What is Religion and Faith?
Religion is ‘the belief in and worship of a superhuman controlling power, or a personal God or Gods’ (Oxford English Dictionary).
Faith is ‘the strong belief in the doctrines of a religion, based on spiritual conviction rather than proof’. (Oxford English Dictionary).
Types of Religions_
Religions are unique from each other in several ways, including their history, places of workshop, religious symbols and scared texts. The most popular religions within the UK are Christianity, Buddhism, Hinduism, Judaism, Islam and Sikhism (Office for National Statistics, 2016).

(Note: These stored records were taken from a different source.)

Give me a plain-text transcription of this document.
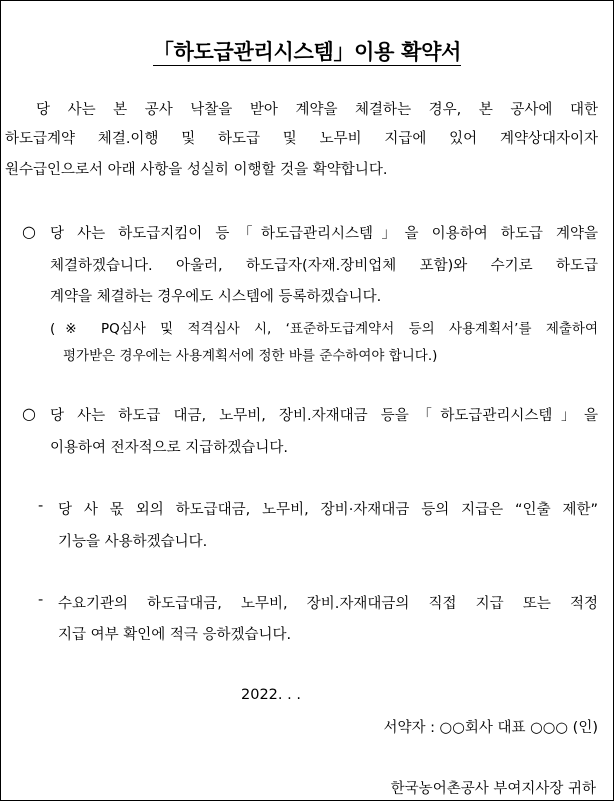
「하도급관리시스템」이용 확약서
당 사는 본 공사 낙찰을 받아 계약을 체결하는 경우, 본 공사에 대한
하도급계약 체결.이행 및 하도급 및 노무비 지급에 있어 계약상대자이자
원수급인으로서 아래 사항을 성실히 이행할 것을 확약합니다.
○ 당 사는 하도급지킴이 등「하도급관리시스템」을 이용하여 하도급 계약을
체결하겠습니다. 아울러, 하도급자(자재.장비업체 포함)와 수기로 하도급
계약을 체결하는 경우에도 시스템에 등록하겠습니다.
(※ PQ심사 및 적격심사 시, ‘표준하도급계약서 등의 사용계획서’를 제출하여
평가받은 경우에는 사용계획서에 정한 바를 준수하여야 합니다.)
○ 당 사는 하도급 대금, 노무비, 장비.자재대금 등을「하도급관리시스템」을
이용하여 전자적으로 지급하겠습니다.
- 당 사 몫 외의 하도급대금, 노무비, 장비·자재대금 등의 지급은 “인출 제한”
기능을 사용하겠습니다.
- 수요기관의 하도급대금, 노무비, 장비.자재대금의 직접 지급 또는 적정
지급 여부 확인에 적극 응하겠습니다.
2022. . .
서약자 : ○○회사 대표 ○○○ (인)
한국농어촌공사 부여지사장 귀하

How to Tackle Faith/Religion-based bullying Behaviour _
Ensure everyone knows about The Equality Act 2010_
This piece of legislation identifies a religion or set of beliefs to be amongst the 9 protected characteristics. As a result, it is illegal to discriminate against someone’s actual or perceived religion or set of beliefs. Furthermore, everyone should be aware that bullying behaviour based on someone’s actual or perceived religion can be classed as a hate crime. You could research and then run an assembly or workshop about The Equality Act to ensure that you and your peers understand the importance of being an Upstander (not a bystander) to faith/religion-based bullying behaviour.

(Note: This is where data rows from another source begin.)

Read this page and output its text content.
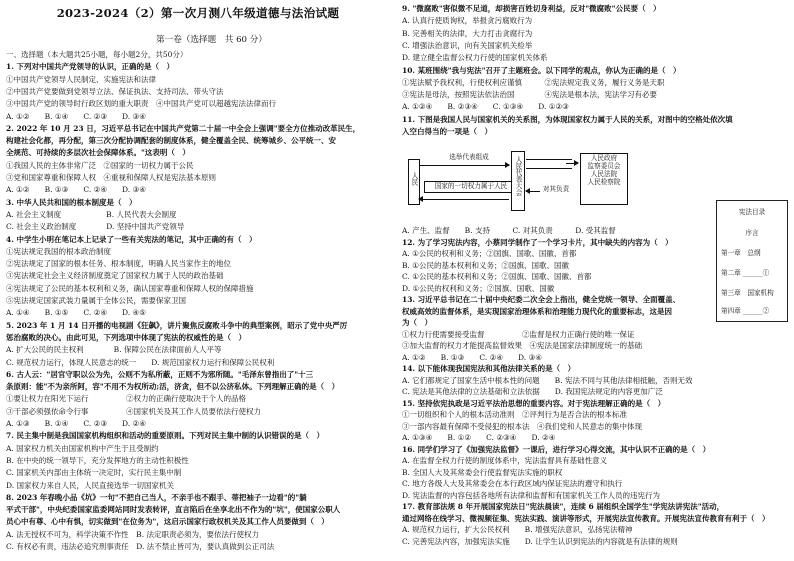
2023-2024（2）第一次月测八年级道德与法治试题
第一卷（选择题　共 60 分）
一、选择题（本大题共25小题，每小题2分，共50分）
1. 下列对中国共产党领导的认识，正确的是（　）
①中国共产党领导人民制定、实施宪法和法律
②中国共产党要做到党领导立法、保证执法、支持司法、带头守法
③中国共产党的领导时行政区划的重大职责　④中国共产党可以超越宪法法律而行
A. ①②　　B. ①④　　C. ②③　　D. ③④
2. 2022 年 10 月 23 日，习近平总书记在中国共产党第二十届一中全会上强调"要全方位推动改革民生，
构建社会化都，再分配，第三次分配协调配套的制度体系，健全覆盖全民、统筹城乡、公平统一、安
全规范、可持续的多层次社会保障体系。"这表明（　）
①我国人民的主体非常广泛　②国家的一切权力属于公民
③党和国家尊重和保障人权　④重视和保障人权是宪法基本原则
A. ①②　　B. ①③　　C. ②④　　D. ③④
3. 中华人民共和国的根本制度是（　）
A. 社会主义制度　　　　　　B. 人民代表大会制度
C. 社会主义政治制度　　　　D. 坚持中国共产党领导
4. 中学生小明在笔记本上记录了一些有关宪法的笔记，其中正确的有（　）
①宪法规定我国的根本政治制度
②宪法规定了国家的根本任务、根本制度，明确人民当家作主的地位
③宪法规定社会主义经济制度奠定了国家权力属于人民的政治基础
④宪法规定了公民的基本权利和义务，确认国家尊重和保障人权的保障措施
⑤宪法规定国家武装力量属于全体公民，需要保家卫国
A. ①④　　B. ①⑤　　C. ②④　　D. ④⑤
5. 2023 年 1 月 14 日开播的电视剧《狂飙》，讲片聚焦反腐败斗争中的典型案例，昭示了党中央严厉
惩治腐败的决心。由此可见，下列选项中体现了宪法的权威性的是（　）
A. 扩大公民的民主权利　　　　B. 保障公民在法律面前人人平等
C. 规范权力运行，体现人民意志的统一　　D. 规范国家权力运行和保障公民权利
6. 古人云："居官守职以公为先，公则不为私所蔽，正则不为邪所随。"毛泽东曾指出了"十三
条原则：能"不为亲所阿，容"不用不为权所动;活，济贪，但不以公济私体。下列理解正确的是（　）
①要让权力在阳光下运行　　　　　②权力的正确行使取决于个人的品格
③干部必须强依命令行事　　　　　④国家机关及其工作人员要依法行使权力
A. ①③　　B. ①④　　C. ②③　　D. ②④
7. 民主集中制是我国国家机构组织和活动的重要原则。下列对民主集中制的认识错误的是（　）
A. 国家权力机关由国家机构中产生于且受制约
B. 在中央的统一领导下，充分发挥地方的主动性积极性
C. 国家机关内部由主体统一决定时，实行民主集中制
D. 国家权力来自人民，人民直接选举一切国家机关
8. 2023 年春晚小品《坑》一句"不把自己当人，不亲手也不跟手、蒂把袖子一边看"的"躺
平式干部"，中央纪委国家监委网站同时发表转评，直言陷后在坐享北出不作为的"坑"，使国家公职人
员心中有尊、心中有惧，切实做到"在位务为"，这启示国家行政权机关及其工作人员要做到（　）
A. 法无授权不可为，科学决策不作性　B. 法定职责必须为，要依法行使权力
C. 有权必有责，违法必追究刑事责任　D. 法不禁止皆可为，要认真做到公正司法
9. "微腐败"害似微不足道，却损害百姓切身利益，反对"微腐败"公民要（　）
A. 认真行使质询权，举报贪污腐败行为
B. 完善相关的法律，大力打击贪腐行为
C. 增强法治意识，向有关国家机关检举
D. 建立健全监督公权力行使的国家机关体系
10. 某班围绕"我与宪法"召开了主题班会。以下同学的观点，你认为正确的是（　）
①宪法赋予我权利，行使权利应谨慎　　　②宪法规定我义务，履行义务是天职
③宪法是母法，按照宪法依法治国　　　　④宪法是根本法，宪法学习有必要
A. ①②④　　B. ②③④　　C. ①③④　　D. ①②③
11. 下图是我国人民与国家机关的关系图，为体现国家权力属于人民的关系，对图中的空格处依次填
入空白得当的一项是（　）
人民
选举代表组成
国家的一切权力属于人民	人民代表大会	对其负责
人民政府
监察委员会
人民法院
人民检察院
A. 产生、监督　　B. 支持　　　C. 对其负责　　　D. 受其监督
12. 为了学习宪法内容，小蔡同学制作了一个学习卡片，其中缺失的内容为（　）
A. ①公民的权利和义务；②国旗、国歌、国徽、首都
B. ①公民的基本权利和义务；②国旗、国歌、国徽
C. ①公民的基本权利和义务；②国旗、国歌、国徽、首都
D. ①公民的权利和义务；②国旗、国歌、国徽
13. 习近平总书记在二十届中央纪委二次全会上指出，健全党统一领导、全面覆盖、
权威高效的监督体系，是实现国家治理体系和治理能力现代化的重要标志，这是因
为（　）
①权力行使需要接受监督　　　　　②监督是权力正确行使的唯一保证
③加大监督的权力才能提高监督效果　④宪法是国家法律制度统一的基础
A. ①②　　B. ①③　　C. ②④　　D. ③④
14. 以下能体现我国宪法和其他法律关系的是（　）
A. 它们都规定了国家生活中根本性的问题　　B. 宪法不同与其他法律相抵触，否则无效
C. 宪法是其他法律的立法基础和立法依据　　D. 我国宪法规定的内容更加广泛
15. 坚持依宪执政是习近平法治思想的重要内容。对于宪法理解正确的是（　）
①一切组织和个人的根本活动准则　②评判行为是否合法的根本标准
③一部内容最有保障不受侵犯的根本法　④我们党和人民意志的集中体现
A. ①③④　　B. ①②　　C. ②③④　　D. ②④
16. 同学们学习了《加强宪法监督》一课后，进行学习心得交流，其中认识不正确的是（　）
A. 在监督全权力行使的制度体系中，宪法监督具有基础性意义
B. 全国人大及其常委会行使监督宪法实施的职权
C. 地方各级人大及其常委会在本行政区域内保证宪法的遵守和执行
D. 宪法监督的内容包括各地所有法律和监督和有国家机关工作人员的违宪行为
17. 教育部法规 8 年开展国家宪法日"宪法晨读"，连续 6 届组织全国学生"学宪法讲宪法"活动，
通过网络在线学习、微视频征集、宪法实践、演讲等形式，开展宪法宣传教育。开展宪法宣传教育有利于（　）
A. 规范权力运行，扩大公民权利　　B. 增强宪法意识，弘扬宪法精神
C. 完善宪法内容，加强宪法实施　　D. 让学生认识到宪法的内容就是有法律的规则
宪法目录
序言
第一章　 总纲
第二章 ______①
第三章　 国家机构
第四章 ______②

Stopping stereotypes of religions _
You may hear others make sweeping statements or generalisations about someone because of their religion or faith. It is important to not perpetuate any stereotype; this means you should not pass judgement or make a sweeping statement because of an individual’s religion or set of beliefs. It’s also important to be an Upstander (not a bystander) and challenge bullying behaviour when it takes place if you feel safe to do so.

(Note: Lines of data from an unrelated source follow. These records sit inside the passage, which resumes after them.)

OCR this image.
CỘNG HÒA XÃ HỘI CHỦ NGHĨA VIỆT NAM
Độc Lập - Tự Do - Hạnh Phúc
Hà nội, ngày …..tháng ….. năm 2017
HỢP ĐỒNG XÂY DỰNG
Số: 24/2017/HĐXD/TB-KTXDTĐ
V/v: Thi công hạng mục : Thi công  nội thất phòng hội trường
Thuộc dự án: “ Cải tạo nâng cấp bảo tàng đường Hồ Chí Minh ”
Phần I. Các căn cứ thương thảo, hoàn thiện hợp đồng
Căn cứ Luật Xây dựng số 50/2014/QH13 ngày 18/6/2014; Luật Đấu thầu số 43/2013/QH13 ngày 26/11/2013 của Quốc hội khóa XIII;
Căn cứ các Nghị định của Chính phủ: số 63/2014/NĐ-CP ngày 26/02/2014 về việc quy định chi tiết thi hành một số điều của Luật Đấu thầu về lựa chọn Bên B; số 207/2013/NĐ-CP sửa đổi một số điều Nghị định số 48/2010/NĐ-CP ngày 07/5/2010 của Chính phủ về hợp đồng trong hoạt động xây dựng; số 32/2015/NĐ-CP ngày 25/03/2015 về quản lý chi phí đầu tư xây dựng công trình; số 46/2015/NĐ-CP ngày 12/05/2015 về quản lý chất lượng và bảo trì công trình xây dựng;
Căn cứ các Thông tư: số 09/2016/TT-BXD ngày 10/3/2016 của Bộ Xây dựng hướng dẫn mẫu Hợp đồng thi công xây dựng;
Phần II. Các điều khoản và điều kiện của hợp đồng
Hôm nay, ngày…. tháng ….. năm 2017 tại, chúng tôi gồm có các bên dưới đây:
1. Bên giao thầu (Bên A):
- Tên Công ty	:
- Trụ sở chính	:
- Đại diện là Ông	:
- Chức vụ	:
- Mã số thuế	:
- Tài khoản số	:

Learning about other religions_
We live in a multi-faith society and it is good practice to educate yourself and your school community on different religions and practices. A lot have similar values and codes to live by including those of peace and kindness. You could display posters around school which showcase all the similarities between religions and celebrate your diverse school community.
An Inclusive School environment_
Under the law, schools should be a welcoming and inclusive environment. This means that you should always feel safe, comfortable and welcome in your school. If you do not, you should contact your teacher, headteacher, SENCO, pastoral lead or school governors within your local authority.
Top tips if you are experiencing bullying related to your religion/faith_
1. Tell someone. Whether the bullying behaviour is online and/or at school, reach out to someone in your support network; this should be someone who you trust, such as a close friend, family member or teacher. It could also be an Anti-Bullying Ambassador trained by The Diana Award. Bullying behaviour can make you feel isolated and alone but it is important to never suffer in silence. You can also use The Diana Award Crisis Messenger, which provides free, 24/7 crisis support across the UK. If you are a young person in crisis, you can text DA to 85258.
2. Stay safe. If you are ever fearful of faith/religion-based bullying behaviour in the playground or when walking home from school, tell a responsible adult. They may be able to put provisions in place to make you feel safe, for example a buddy to walk you home.
3. Gather evidence. Remember the 4 W’s: Who? What? Why? When? This means you should always write down who has been saying what to you, the date, time and location this has taken place and save/screenshot any messages received online.
4. Reach out to others. You can reach out to someone you trust or who is part of your community. Seek help from online communities by reporting or blocking people exhibiting bullying behaviour and seek help from the school senior management team, as they have a legal obligation to protect students from bullying behaviour. If ever in immediate danger, call 999.
5. Never blame yourself. Finally, remember that you bullying behaviour is never ok and that you have every right to practice your beliefs without fear.